My always perfect, stalwart, brilliant assistant was as Declan had described him—passed out, seated at the long shiny table off to one side of my office. The lights were turned low around most of the room. There was a glow over the table that glinted and danced along the crystal decanter and empty glass on Byron’s right. The decanter was only half-empty, and I’d had a good bit out of it prior to Byron taking some. Either Byron had been drinking before he’d made it to the office, or he was a cheap date.

As soon as I spotted Byron, I got rid of Declan, sending him off to dinner with our friends. I stood beside Byron’s sleeping form, my eyes skimming the scattered papers in front of him. They were reports from all the different departments and subsidiary businesses. There was also a legal pad filled with his notes, but the farther I traveled down the page, the less legible they grew.

After whatever shit thing he’d gone through, he’d returned to work on Courtland Enterprises’ problem of falling revenue. My heart simultaneously swelled and broke for him. If there was anyone in desperate need of a break, it was my poor assistant.

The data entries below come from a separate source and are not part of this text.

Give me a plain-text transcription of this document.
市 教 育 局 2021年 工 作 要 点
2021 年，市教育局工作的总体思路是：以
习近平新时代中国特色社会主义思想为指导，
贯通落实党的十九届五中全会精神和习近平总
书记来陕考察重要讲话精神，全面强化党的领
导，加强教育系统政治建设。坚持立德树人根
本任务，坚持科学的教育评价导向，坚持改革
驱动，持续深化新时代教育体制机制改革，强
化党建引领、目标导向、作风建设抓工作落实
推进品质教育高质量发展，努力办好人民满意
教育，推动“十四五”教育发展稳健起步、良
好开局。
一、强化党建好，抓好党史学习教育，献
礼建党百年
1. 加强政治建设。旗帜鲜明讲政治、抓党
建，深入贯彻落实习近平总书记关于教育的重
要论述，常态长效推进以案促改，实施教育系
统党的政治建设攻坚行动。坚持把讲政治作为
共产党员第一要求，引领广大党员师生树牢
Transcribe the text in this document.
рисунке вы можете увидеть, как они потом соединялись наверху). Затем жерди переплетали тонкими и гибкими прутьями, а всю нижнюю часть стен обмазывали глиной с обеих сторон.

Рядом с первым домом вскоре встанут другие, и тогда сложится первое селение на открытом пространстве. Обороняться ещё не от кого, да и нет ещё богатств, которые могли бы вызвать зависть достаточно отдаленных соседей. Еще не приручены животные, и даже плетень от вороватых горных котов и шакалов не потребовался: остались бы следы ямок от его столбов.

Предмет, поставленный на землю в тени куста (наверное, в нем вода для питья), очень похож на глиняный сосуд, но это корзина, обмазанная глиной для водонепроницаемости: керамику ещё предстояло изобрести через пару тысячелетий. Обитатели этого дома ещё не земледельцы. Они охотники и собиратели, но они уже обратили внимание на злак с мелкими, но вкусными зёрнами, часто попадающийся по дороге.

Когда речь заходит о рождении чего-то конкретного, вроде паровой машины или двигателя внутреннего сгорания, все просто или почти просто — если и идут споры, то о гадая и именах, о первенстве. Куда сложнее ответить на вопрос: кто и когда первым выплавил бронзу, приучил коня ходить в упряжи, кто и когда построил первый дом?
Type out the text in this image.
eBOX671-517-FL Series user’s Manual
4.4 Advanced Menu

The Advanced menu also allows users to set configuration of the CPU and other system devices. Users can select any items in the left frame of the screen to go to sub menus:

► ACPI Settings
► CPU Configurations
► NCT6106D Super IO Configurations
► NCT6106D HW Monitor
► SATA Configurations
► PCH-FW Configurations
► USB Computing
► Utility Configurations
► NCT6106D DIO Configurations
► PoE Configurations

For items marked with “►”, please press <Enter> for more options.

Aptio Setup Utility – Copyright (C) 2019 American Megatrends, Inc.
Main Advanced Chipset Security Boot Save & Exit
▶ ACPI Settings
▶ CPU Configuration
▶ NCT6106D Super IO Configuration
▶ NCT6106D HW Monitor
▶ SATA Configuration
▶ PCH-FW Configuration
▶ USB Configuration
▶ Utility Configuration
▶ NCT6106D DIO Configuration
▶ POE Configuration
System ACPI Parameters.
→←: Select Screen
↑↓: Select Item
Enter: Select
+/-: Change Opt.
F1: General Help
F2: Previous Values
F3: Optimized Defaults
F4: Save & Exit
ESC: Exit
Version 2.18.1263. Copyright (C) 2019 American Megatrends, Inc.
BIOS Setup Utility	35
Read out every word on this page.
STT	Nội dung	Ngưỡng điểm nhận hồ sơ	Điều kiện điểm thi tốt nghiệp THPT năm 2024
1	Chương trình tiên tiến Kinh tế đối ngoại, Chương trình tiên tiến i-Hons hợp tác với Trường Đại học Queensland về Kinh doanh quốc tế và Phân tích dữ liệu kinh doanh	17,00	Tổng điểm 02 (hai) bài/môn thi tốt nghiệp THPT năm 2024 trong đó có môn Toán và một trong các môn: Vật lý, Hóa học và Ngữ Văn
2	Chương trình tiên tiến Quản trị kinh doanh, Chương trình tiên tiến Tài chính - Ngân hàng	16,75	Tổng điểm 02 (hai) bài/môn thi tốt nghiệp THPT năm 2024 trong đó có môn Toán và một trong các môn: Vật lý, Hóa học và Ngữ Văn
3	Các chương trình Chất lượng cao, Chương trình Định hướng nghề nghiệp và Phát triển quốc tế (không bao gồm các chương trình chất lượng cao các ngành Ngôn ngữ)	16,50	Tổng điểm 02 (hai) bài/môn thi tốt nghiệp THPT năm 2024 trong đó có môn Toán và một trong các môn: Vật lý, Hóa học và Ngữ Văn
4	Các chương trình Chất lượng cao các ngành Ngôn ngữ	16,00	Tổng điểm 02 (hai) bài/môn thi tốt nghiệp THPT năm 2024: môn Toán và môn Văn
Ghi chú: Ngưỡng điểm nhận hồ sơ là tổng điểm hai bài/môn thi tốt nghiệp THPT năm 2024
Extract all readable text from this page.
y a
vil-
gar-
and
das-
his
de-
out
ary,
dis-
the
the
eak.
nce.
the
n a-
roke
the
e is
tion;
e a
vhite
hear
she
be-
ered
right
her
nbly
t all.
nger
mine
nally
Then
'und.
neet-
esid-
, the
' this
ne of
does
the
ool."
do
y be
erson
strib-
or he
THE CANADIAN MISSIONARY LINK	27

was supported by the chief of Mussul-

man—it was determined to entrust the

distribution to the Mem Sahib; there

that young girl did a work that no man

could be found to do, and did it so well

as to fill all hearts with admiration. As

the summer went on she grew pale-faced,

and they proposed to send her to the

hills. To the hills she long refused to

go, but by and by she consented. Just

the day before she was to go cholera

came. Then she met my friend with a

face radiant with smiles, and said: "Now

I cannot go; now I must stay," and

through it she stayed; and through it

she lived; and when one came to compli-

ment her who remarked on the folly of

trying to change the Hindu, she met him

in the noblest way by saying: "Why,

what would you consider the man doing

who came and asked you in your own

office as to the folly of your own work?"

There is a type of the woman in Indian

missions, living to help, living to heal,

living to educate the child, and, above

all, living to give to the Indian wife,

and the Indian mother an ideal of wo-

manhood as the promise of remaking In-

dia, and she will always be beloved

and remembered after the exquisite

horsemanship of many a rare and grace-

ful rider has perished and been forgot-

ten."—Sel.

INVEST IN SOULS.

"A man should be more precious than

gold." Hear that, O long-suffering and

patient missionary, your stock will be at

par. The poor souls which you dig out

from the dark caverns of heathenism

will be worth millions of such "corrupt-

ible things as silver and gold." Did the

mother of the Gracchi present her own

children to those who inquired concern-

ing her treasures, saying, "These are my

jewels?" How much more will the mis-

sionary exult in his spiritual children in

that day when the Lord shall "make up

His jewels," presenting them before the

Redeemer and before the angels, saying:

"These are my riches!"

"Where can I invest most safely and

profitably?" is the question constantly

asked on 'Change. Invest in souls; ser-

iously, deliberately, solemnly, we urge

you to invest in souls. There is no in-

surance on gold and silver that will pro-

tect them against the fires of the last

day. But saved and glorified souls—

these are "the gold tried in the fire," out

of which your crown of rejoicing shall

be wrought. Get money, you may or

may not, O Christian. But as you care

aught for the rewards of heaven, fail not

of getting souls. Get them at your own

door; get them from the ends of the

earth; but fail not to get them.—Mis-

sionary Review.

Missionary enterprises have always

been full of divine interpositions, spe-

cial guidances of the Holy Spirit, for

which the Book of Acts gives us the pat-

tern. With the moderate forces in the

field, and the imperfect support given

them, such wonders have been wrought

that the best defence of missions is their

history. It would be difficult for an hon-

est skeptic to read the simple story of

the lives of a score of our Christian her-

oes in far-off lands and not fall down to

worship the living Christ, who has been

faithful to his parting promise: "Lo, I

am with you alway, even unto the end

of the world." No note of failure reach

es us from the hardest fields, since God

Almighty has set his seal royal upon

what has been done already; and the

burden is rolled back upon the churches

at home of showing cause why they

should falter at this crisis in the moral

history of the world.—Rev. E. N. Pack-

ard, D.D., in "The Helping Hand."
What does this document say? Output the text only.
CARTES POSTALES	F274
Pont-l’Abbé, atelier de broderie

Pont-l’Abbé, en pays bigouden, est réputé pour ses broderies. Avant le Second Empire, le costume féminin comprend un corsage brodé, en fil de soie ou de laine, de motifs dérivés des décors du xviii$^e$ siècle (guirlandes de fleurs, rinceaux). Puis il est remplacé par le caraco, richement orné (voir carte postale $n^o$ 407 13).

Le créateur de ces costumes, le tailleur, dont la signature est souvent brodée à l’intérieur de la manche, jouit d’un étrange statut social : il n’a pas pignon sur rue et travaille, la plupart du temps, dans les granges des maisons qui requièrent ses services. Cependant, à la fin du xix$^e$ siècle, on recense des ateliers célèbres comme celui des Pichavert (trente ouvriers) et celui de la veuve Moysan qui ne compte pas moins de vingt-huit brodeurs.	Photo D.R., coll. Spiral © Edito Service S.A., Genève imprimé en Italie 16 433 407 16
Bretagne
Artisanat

With Byron sleeping so soundly, I gave in to one of my greatest wishes. I reached out and lightly touched his hair, letting those fine silken threads brush along my fingertips. I shouldn’t. It was wrong. But if I couldn’t ever date him, I wanted to look back and have this tiny thing.

I rested my hand on his shoulder and shook him gently. “Byron? It’s time to wake up. I’ll take you home,” I said in a low voice.

The young man jolted upright, a piece of paper stuck to his cheek. I swallowed the chuckle that rose and plucked away the paper. The movement drew his gaze up to me as he seemed to have taken zero notice of the fact that I was still holding his shoulder.

I’d expected horror when he saw me. What I got was the widest grin I’d ever seen on Byron’s face.

“S’bastian!” he slurred. “What’re you doin’ ’ere? Oh, no! Is it Monday already?”

This time I laughed, ignoring the flutter in my chest at the sound of him saying my name for the first time. Well, almost saying it. “No, it’s Friday night. I came to take you home. It’s not good to sleep here.”

“Oh! Then I gotta clean up my mess.” He turned away from me and stretched his arms across the table, dragging the papers noisily to his body. I jumped forward and snagged the decanter and glass as they moved with the papers, and I deposited them on the hidden wet bar.

“We can leave the papers to deal with on Monday. They’ll be fine,” I reassured him as I returned to his side.

“Okay.” It was the most affable tone I’d ever heard from him. He pushed to his feet and flopped into the chair again as if his legs refused to hold him. Byron directed a quizzical look at his legs, swaying in his seat as if he were also confused by what happened.

When he made another attempt, I grabbed his arm and held him upright, stopping him from falling a second time. As we made our way to the elevators, I wrapped an arm around him while Byron mimicked me, putting his arm behind my waist while he laid his head on my chest.

“You’re tall,” Byron declared with a lopsided grin. He wasn’t wrong. I had a solid six inches on him, and I appreciated that I had a considerable height and weight advantage over him since he couldn’t walk straight.